Da ertönte plötzlich wieder dieser Schrei, wie aus dem Flußbett kommend. Nachdem er die engen Felsenklüfte verlassen hatte, hörte man ihn im Wald verhallen.

»Vermag irgend jemand unter uns diesen Ton zu erklären?« fragte Falkenauge, »ich bin überzeugt, daß dieser Klang nicht der Erde angehört.«

»Ich kenne diesen Ton«, behauptete Duncan, »denn ich habe ihn oftmals auf dem Schlachtfeld gehört. Es ist das furchtbare Angstgeschrei, das ein Pferd im Todeskampf ausstößt. Mein Roß ist entweder schon in den Klauen der Raubtiere des Waldes oder es sieht die Gefahr nahen. Der Ton konnte mich in der Höhle wohl täuschen, jetzt aber im Freien bin ich überzeugt, daß ich mich nicht irre.«

Die beiden Indianer riefen ihr ausdrucksvolles »Hugh!«, da die Wahrheit der Erklärung ihnen einleuchtete.
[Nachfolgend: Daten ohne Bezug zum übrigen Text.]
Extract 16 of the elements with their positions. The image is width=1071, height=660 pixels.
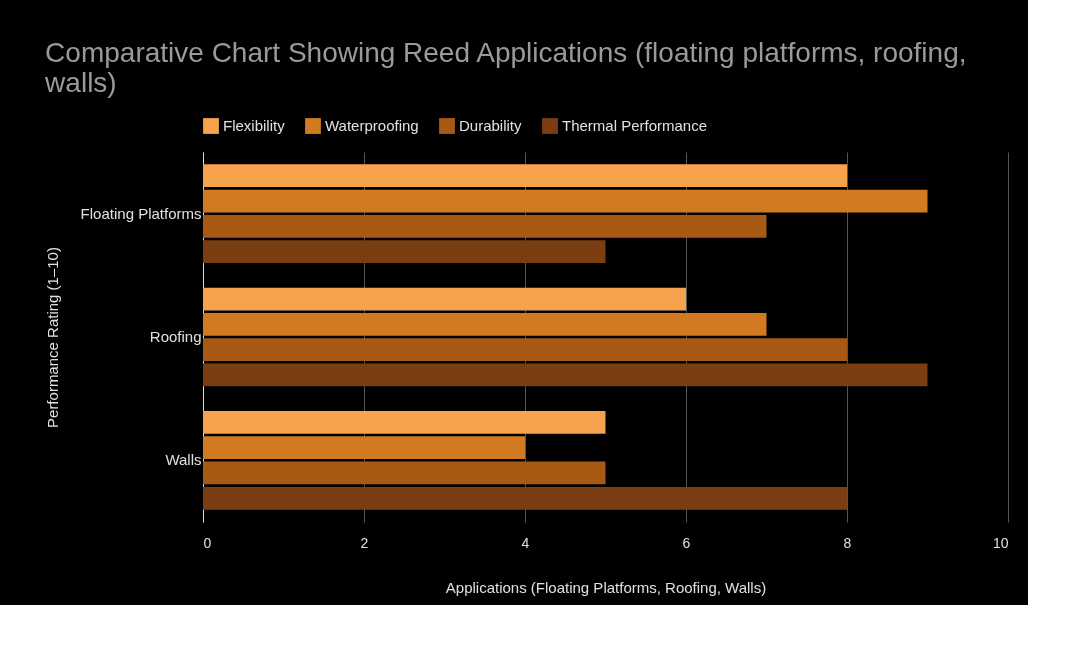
- x-tick-label: 4: [521, 534, 530, 551]
- legend-label: Flexibility: [223, 117, 286, 134]
- x-tick-label: 10: [992, 534, 1009, 551]
- y-tick-label: Roofing: [149, 328, 202, 345]
- x-axis-title: Applications (Floating Platforms, Roofing, Walls): [445, 578, 767, 596]
- x-tick-label: 0: [203, 534, 212, 551]
- x-tick-label: 2: [360, 534, 369, 551]
- legend-label: Thermal Performance: [562, 117, 708, 134]
- x-tick-label: 6: [682, 534, 691, 551]
- x-tick-label: 8: [843, 534, 852, 551]
- legend-label: Waterproofing: [325, 117, 419, 134]
- y-axis-title: Performance Rating (1–10): [43, 247, 61, 428]
- y-tick-label: Walls: [165, 451, 202, 469]
- chart-title: Comparative Chart Showing Reed Applications (floating platforms, roofing, walls): [44, 37, 967, 98]
- legend-label: Durability: [459, 117, 523, 134]
- y-tick-label: Floating Platforms: [80, 204, 202, 222]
Der Kundschafter aber sagte: »Ich kann Ihren Worten nicht widersprechen, da ich mich wenig auf Pferde verstehe. Die Wölfe streichen vermutlich über ihren Köpfen am Ufer umher, und die armen Tiere rufen, so gut sie können, um menschliche Hilfe. - Unkas«, gebot er in der Delawarensprache, »fahre in dem Kanu hinüber und schleudere einen Brand unter die Wölfe, sonst haben wir morgen früh keine Pferde.«

Der junge Eingeborene war bereits zum Fluß hinabgestiegen, als sich ein langes Geheul am Ufer des Stromes hören ließ, das sich schnell in die Tiefe des Waldes entfernte, als ob ein plötzlicher Schreck die Raubtiere von ihrer Beute vertrieben hätte. Unkas kehrte mit instinktmäßiger Hast zurück, und die drei sprachen ernst und leise miteinander.

»Wir sind wie Jäger, denen die Kennzeichen am Himmel verlorengingen und die Sonne sich tagelang verbarg«, sagte Falkenauge zu den Reisenden. »Setzt euch in den Schatten dort am Ufer, er ist dichter als dort unter den Tannen. Wir wollen ruhig erwarten, was Gott uns zunächst schickt. Sprecht nur flüsternd miteinander; überhaupt wäre es besser, wenn jeder unter uns seinen eigenen Gedanken nachginge.«

Der Kundschafter sprach ernst, doch ohne ein Zeichen von Furcht.